Cette concentration de l’essentiel des titres de la presse d’information et d’importantes stations de radio et chaînes de télévision aux mains de puissants groupes industriels et de services, dont les patrons sont quasiment tous réputés « proches » du Président de la République, et dont la plupart tirent une part significative de leurs activités et de leurs revenus de commandes publiques, est à la fois inquiétante et unique au monde.

Il faut ici citer Montesquieu : « C’est une expérience éternelle que tout homme qui a du pouvoir est porté à en abuser. »

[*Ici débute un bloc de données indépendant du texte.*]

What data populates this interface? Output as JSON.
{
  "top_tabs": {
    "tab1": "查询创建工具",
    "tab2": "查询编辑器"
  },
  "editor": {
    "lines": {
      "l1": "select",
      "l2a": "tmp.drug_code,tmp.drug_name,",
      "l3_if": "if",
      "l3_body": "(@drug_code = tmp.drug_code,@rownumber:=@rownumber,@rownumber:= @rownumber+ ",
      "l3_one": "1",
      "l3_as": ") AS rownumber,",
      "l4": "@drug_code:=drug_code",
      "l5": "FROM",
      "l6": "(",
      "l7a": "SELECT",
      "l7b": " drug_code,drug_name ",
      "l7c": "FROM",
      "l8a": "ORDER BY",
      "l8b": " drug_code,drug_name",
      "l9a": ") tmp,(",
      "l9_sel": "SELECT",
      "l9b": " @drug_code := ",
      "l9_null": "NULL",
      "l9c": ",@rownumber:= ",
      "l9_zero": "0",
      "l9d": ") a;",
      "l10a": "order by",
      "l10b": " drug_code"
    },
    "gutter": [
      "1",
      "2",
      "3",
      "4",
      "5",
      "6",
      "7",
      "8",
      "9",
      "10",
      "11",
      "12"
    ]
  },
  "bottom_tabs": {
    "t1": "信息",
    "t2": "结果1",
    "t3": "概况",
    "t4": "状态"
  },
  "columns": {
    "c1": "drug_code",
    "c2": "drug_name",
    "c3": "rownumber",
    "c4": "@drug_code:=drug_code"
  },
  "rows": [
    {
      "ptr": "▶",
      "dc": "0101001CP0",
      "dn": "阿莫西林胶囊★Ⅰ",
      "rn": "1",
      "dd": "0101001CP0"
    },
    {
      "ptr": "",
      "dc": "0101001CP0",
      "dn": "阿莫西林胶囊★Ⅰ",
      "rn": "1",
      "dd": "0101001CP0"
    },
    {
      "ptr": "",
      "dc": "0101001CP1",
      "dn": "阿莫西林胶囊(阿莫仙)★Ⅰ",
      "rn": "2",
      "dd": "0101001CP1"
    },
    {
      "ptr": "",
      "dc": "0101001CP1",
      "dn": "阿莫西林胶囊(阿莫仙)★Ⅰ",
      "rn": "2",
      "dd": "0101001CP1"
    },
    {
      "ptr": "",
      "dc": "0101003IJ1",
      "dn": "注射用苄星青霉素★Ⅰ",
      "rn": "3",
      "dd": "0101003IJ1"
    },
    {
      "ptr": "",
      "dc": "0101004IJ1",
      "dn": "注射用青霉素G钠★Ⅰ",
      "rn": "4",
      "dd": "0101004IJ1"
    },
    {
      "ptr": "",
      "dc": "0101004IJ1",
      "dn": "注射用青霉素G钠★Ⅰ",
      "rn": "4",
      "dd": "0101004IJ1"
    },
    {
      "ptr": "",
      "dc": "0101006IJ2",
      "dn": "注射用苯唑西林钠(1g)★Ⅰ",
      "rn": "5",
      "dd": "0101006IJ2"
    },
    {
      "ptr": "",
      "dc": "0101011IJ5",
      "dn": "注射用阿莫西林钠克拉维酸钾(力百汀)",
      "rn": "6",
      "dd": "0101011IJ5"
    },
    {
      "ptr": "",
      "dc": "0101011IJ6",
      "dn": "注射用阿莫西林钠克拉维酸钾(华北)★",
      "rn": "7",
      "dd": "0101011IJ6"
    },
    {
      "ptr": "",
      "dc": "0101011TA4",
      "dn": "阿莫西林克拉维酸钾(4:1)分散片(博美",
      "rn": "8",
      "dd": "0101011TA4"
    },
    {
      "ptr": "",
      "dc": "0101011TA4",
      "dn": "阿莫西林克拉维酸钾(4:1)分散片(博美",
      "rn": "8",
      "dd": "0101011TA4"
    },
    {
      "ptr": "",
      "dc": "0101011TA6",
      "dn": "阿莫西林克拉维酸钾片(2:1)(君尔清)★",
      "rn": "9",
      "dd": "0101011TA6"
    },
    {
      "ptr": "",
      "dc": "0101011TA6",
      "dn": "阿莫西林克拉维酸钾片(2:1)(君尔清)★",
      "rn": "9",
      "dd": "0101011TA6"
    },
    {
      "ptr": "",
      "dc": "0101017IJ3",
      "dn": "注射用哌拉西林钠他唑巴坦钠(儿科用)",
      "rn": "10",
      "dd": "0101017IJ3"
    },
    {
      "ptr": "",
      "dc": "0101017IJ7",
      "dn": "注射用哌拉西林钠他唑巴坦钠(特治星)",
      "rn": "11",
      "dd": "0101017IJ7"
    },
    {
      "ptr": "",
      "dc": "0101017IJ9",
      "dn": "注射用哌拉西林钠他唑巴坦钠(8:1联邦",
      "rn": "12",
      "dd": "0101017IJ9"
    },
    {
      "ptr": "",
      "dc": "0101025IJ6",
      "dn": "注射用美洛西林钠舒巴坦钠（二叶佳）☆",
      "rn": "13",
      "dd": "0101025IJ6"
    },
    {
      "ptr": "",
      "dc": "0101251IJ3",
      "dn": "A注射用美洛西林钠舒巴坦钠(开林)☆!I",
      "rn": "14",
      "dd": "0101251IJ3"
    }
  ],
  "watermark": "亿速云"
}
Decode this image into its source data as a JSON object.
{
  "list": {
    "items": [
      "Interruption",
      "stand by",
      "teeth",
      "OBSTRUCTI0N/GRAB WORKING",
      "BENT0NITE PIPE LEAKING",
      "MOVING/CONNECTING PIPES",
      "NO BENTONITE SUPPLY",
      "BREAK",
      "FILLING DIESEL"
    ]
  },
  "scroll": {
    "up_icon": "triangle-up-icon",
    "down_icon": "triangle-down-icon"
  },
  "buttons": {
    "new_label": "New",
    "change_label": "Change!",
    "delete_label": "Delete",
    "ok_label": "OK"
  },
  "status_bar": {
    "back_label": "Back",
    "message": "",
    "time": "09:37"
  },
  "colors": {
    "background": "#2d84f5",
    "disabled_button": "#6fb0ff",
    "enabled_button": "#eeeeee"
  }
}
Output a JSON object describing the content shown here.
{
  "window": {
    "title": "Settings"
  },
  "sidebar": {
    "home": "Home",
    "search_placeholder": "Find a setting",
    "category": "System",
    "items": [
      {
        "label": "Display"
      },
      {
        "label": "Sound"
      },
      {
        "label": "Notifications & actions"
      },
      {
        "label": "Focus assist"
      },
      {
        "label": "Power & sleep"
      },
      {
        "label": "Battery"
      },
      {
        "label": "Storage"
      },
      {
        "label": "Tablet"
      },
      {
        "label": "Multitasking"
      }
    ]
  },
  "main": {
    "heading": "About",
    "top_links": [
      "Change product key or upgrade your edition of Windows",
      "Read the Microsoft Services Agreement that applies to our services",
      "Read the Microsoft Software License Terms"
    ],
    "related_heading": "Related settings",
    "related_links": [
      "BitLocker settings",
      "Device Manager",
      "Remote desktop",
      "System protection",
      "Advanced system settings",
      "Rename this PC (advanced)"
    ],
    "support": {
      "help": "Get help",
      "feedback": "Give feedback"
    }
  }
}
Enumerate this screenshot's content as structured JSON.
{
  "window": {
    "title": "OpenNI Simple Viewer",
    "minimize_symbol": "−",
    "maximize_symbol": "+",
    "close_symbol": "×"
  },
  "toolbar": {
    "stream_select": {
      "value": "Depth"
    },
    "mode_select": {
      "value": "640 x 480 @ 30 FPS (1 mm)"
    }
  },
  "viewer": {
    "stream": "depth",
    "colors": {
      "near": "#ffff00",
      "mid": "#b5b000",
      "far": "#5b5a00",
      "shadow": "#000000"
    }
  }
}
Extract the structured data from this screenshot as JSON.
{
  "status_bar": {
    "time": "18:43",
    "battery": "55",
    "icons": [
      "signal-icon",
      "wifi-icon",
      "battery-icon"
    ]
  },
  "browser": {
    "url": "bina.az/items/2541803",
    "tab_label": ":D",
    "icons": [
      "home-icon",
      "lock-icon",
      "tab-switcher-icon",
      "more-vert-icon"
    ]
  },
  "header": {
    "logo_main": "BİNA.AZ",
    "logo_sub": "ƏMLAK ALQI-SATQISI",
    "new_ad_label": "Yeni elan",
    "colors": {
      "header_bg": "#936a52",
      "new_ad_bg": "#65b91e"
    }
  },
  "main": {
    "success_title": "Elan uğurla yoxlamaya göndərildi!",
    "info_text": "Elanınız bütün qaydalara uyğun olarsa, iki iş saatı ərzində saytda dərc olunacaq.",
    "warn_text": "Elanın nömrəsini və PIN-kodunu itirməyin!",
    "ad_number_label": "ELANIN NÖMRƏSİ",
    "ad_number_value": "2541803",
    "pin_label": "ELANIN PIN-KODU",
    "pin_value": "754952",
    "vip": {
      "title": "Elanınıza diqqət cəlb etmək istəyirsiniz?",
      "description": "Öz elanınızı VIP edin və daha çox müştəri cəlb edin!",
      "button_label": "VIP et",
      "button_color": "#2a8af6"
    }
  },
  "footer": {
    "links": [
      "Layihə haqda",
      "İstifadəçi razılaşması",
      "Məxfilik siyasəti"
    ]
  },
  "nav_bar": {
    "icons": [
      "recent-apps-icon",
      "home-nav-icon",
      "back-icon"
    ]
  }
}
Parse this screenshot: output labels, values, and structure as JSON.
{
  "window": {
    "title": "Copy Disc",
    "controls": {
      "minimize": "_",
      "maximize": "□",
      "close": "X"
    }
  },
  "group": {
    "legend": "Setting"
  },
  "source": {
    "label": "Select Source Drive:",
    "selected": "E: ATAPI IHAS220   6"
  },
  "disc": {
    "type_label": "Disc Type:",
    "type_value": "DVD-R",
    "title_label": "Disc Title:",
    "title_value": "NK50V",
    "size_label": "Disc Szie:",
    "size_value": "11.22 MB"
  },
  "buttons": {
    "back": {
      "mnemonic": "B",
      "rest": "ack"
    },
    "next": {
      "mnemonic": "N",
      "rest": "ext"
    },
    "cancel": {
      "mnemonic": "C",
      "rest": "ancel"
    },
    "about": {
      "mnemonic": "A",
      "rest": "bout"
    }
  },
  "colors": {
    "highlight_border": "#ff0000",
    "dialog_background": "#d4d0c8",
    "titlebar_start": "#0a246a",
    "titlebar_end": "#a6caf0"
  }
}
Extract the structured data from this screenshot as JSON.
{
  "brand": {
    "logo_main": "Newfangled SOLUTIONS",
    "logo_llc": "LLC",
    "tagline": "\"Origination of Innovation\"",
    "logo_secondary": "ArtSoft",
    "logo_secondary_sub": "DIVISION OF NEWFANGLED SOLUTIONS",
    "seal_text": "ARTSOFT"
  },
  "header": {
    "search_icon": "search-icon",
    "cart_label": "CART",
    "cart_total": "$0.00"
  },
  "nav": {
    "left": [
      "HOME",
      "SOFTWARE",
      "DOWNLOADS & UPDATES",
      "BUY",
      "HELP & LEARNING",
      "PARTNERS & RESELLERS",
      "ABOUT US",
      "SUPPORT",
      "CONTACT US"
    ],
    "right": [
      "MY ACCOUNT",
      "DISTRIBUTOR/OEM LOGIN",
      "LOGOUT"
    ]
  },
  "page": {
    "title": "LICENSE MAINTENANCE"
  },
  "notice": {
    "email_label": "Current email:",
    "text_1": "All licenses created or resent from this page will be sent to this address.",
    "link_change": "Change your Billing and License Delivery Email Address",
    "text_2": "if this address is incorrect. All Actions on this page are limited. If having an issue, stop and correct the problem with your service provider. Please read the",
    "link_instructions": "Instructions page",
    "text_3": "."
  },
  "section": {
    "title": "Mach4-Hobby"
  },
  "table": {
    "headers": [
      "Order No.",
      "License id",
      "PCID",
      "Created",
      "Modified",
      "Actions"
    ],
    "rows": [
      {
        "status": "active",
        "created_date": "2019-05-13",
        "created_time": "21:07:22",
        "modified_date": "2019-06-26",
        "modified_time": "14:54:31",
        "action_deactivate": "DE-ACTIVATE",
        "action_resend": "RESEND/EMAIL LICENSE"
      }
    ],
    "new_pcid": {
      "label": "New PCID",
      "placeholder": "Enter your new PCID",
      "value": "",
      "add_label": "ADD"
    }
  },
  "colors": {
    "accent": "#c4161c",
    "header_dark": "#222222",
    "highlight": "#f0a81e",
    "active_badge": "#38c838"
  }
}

M. Jean-Pierre Sueur. Très juste ! Vive Montesquieu !

M. David Assouline. Malheureusement, les exemples abondent d’abus réguliers et répétés : l’inquiétude des journalistes des Échos, d’Europe 1, du Figaro, de TF1, n’est donc pas fantasmatique, mais bel et bien proportionnelle à la gravité des pressions exercées ici et là sur les rédactions de ces titres ou de ces antennes par leurs propriétaires, souvent en relation directe avec le pouvoir d’État.

Mme Nathalie Goulet. N’oubliez pas l’AFP !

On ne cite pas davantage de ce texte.